This week, Eric Schmidt, Google’s executive chairman, was quoted as saying during a speech in Washington: “We can end government censorship in a decade. The solution to government surveillance is to encrypt everything.”
If anyone has the power to implement this technology widely, it’s Google. Here’s what they could do to effectively end online censorship in China, not in 10 years, but in just 10 days:
- Google needs to first switch its China search engine (google.com.hk) to https by default. It has already done this in the US. This means that Chinese netizens using Google would be taken to encrypted version of search engine – https://www.google.com.hk. The great firewall of China cannot selectively block search results on thousands of sensitive terms if the encrypted version is used.

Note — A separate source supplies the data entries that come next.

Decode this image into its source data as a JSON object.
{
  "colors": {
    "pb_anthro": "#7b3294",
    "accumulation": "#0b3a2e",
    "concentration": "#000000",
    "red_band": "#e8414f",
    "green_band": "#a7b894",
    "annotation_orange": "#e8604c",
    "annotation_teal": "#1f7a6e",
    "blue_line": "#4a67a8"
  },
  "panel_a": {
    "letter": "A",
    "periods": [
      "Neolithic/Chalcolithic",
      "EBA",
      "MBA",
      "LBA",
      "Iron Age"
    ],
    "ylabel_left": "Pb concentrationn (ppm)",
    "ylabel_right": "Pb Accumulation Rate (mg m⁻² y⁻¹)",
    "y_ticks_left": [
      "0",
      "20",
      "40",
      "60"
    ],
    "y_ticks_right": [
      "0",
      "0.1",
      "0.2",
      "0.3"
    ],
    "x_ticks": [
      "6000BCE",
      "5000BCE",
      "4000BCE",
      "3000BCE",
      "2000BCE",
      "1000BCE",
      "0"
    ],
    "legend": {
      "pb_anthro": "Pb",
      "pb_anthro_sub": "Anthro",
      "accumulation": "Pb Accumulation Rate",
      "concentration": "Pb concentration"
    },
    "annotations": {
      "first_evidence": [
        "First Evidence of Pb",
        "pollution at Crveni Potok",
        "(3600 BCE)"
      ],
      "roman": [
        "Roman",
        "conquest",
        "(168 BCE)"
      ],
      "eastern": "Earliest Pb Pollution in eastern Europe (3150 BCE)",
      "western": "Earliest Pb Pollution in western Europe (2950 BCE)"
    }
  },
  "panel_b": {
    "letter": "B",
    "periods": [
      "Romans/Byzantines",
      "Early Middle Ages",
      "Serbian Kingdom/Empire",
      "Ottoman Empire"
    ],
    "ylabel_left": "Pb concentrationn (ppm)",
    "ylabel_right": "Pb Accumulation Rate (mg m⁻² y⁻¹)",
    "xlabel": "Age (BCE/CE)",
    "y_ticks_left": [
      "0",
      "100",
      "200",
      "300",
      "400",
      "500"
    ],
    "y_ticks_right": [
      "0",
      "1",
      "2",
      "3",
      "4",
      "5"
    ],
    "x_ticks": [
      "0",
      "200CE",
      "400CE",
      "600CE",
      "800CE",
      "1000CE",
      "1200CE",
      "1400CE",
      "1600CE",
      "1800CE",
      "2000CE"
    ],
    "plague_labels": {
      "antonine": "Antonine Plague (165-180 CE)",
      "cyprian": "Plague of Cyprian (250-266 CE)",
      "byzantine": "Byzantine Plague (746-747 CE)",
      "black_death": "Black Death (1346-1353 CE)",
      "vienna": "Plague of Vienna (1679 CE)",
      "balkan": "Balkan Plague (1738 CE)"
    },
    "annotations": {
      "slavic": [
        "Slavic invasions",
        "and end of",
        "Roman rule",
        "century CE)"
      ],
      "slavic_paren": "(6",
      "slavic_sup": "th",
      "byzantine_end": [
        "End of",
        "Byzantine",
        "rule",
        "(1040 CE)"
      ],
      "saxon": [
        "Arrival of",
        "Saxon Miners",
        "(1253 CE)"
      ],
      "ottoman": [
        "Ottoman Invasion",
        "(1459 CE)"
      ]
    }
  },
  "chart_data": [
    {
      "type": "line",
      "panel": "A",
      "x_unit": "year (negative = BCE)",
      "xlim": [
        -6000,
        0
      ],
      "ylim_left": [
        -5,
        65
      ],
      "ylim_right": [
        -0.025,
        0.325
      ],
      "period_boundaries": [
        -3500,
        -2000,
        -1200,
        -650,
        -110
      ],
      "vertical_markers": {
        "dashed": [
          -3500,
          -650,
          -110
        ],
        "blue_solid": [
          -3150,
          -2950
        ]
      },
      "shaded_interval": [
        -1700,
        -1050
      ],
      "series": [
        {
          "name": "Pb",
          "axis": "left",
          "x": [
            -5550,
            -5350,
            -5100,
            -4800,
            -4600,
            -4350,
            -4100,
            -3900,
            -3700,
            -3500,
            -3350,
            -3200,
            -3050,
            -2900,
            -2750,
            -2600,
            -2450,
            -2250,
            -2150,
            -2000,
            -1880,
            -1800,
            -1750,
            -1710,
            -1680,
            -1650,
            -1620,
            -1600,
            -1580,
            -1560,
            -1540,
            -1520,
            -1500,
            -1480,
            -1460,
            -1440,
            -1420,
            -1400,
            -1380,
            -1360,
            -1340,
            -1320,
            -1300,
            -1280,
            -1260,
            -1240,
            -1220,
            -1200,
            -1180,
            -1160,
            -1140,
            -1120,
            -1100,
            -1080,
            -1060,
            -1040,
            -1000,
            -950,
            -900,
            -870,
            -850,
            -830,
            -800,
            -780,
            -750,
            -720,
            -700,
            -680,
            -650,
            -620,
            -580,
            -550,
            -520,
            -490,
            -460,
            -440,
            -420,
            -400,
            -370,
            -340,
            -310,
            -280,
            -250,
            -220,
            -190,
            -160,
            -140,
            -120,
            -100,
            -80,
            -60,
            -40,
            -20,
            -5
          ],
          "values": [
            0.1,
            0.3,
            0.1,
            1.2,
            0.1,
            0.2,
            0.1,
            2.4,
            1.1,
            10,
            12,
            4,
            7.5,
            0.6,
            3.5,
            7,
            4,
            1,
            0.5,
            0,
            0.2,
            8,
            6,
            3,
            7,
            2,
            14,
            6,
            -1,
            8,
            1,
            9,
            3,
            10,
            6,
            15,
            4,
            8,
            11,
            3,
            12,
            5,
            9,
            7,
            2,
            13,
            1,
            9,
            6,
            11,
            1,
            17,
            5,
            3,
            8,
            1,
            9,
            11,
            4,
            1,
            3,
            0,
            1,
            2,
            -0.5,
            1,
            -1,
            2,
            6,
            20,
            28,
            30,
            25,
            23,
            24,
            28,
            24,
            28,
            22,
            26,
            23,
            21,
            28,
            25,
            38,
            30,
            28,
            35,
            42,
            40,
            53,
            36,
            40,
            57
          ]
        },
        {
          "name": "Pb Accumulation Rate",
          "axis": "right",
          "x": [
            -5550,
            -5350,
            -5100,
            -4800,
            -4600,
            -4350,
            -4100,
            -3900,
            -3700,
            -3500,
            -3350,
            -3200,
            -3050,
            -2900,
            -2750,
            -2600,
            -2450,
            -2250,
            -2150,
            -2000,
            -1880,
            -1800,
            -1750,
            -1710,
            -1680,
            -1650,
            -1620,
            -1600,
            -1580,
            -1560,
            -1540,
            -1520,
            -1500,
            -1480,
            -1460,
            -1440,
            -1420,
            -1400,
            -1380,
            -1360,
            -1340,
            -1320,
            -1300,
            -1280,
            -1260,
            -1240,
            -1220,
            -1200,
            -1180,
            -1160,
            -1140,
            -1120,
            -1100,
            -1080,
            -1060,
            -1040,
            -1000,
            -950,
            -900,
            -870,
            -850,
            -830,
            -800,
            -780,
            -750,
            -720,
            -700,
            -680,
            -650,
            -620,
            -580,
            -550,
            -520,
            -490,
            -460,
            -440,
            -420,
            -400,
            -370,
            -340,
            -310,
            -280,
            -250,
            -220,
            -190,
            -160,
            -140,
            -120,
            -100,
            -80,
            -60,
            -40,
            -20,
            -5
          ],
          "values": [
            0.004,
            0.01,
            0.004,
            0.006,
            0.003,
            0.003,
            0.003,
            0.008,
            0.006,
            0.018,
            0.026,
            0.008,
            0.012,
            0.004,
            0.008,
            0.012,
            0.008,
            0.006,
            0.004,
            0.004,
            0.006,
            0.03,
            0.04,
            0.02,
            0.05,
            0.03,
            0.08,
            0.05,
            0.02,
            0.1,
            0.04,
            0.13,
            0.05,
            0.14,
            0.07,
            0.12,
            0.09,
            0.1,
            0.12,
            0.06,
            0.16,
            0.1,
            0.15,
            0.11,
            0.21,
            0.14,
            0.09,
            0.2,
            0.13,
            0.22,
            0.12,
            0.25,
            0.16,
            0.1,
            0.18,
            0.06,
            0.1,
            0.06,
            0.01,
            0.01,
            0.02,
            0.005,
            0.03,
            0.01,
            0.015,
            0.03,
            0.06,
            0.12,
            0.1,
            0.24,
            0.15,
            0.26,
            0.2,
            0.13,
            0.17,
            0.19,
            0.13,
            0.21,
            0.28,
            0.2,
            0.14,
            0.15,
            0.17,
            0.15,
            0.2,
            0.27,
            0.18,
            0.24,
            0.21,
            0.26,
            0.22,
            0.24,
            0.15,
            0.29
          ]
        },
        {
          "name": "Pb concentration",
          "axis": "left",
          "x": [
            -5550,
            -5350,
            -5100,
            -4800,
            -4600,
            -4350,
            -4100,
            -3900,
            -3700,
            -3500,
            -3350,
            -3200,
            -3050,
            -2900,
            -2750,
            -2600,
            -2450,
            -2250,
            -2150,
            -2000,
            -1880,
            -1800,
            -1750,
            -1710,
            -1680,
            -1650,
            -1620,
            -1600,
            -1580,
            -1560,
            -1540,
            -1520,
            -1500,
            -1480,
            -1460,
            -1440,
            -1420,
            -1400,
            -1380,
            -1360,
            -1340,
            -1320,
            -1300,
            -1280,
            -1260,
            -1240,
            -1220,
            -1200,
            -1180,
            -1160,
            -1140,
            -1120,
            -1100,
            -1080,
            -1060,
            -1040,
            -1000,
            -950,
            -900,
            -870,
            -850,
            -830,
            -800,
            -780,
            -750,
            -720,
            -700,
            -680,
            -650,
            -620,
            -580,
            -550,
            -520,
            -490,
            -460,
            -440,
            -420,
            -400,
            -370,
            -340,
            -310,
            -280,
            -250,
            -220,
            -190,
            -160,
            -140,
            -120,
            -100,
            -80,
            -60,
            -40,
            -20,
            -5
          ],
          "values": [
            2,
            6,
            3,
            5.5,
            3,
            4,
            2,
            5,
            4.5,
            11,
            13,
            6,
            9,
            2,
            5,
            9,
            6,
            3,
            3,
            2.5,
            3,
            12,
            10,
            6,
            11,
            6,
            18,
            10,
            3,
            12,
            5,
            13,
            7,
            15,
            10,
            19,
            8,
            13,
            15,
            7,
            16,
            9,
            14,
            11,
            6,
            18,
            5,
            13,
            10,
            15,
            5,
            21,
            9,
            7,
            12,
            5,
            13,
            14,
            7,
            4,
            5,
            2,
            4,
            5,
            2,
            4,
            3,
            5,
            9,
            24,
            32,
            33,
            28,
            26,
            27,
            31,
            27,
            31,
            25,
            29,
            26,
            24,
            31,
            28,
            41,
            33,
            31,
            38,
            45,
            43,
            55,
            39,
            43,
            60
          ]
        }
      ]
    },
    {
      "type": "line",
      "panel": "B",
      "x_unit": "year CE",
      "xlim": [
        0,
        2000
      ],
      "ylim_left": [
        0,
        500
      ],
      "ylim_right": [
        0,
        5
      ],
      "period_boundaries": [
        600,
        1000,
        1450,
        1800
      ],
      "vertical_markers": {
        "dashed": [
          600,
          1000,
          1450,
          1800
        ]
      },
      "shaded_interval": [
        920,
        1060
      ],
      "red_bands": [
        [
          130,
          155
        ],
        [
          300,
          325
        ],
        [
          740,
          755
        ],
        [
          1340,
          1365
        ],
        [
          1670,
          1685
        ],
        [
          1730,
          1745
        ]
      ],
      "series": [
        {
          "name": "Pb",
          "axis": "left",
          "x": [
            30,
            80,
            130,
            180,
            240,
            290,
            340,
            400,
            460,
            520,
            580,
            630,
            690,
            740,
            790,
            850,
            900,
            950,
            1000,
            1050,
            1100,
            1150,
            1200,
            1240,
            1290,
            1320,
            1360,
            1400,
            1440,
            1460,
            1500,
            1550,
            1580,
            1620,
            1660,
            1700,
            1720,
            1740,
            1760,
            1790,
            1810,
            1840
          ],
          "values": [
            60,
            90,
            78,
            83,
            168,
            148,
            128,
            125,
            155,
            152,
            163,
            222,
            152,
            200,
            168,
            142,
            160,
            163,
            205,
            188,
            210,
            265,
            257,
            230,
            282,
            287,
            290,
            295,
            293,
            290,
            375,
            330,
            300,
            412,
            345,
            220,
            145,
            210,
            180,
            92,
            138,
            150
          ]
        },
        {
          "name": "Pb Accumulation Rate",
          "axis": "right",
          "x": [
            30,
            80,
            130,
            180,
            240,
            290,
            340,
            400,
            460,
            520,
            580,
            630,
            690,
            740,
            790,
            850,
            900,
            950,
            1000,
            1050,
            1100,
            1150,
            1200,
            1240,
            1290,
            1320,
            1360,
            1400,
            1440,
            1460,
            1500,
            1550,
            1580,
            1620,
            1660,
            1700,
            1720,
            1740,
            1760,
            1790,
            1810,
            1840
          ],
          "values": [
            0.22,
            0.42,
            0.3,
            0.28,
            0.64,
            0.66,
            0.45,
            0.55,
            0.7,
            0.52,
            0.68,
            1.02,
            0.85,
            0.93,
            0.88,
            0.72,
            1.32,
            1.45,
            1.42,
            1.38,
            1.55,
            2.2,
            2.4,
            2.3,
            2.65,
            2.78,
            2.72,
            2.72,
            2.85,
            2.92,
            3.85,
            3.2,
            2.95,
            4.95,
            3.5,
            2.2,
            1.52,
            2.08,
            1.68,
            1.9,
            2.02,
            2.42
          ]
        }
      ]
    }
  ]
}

- Google holds the best list of blocked websites, everywhere in the world. If the website is blocked, Google can redirect the user to a mirrored version of the same website.
Just two simple steps and Google could end online censorship by the end of this month in China. Before new year Google could do this for entire world.
Google is big enough that the Chinese authorities would not dare block it completely. They tried it once before and backed down after a day. Given how essential Google is to so many individuals and businesses blocking the company entirely would have disastrous economic consequences for China.
Every time you click on a Google search result that takes you to a blocked website, Google can detect that the site is blocked. It would be easy for Google to make a change to its search engine, so that when you click on a blocked link, you are redirected to an unblocked version of the page, hosted on an unblockable proxy. Google is already halfway there. Google caches most internet pages and provides them to users. The cache is hosted on a separate domain, which is blocked in China but Google can simply host the cache on a subpath to bypass the block.
The window of opportunity is open for Google to make its move. Google could do all this in the blink of an eye. We estimate it would take a small team at Google about 10 days of work – but this is Google we are talking about. They could likely do this over late-night tofu pizza.
There must be Google employees who have already proposed doing what we are suggesting. While Schmidt may feel that he needs to speak out to others on causes that he and the co-founders of Google feel are important, he should not lose sight of his company’s own ability to bring about these changes.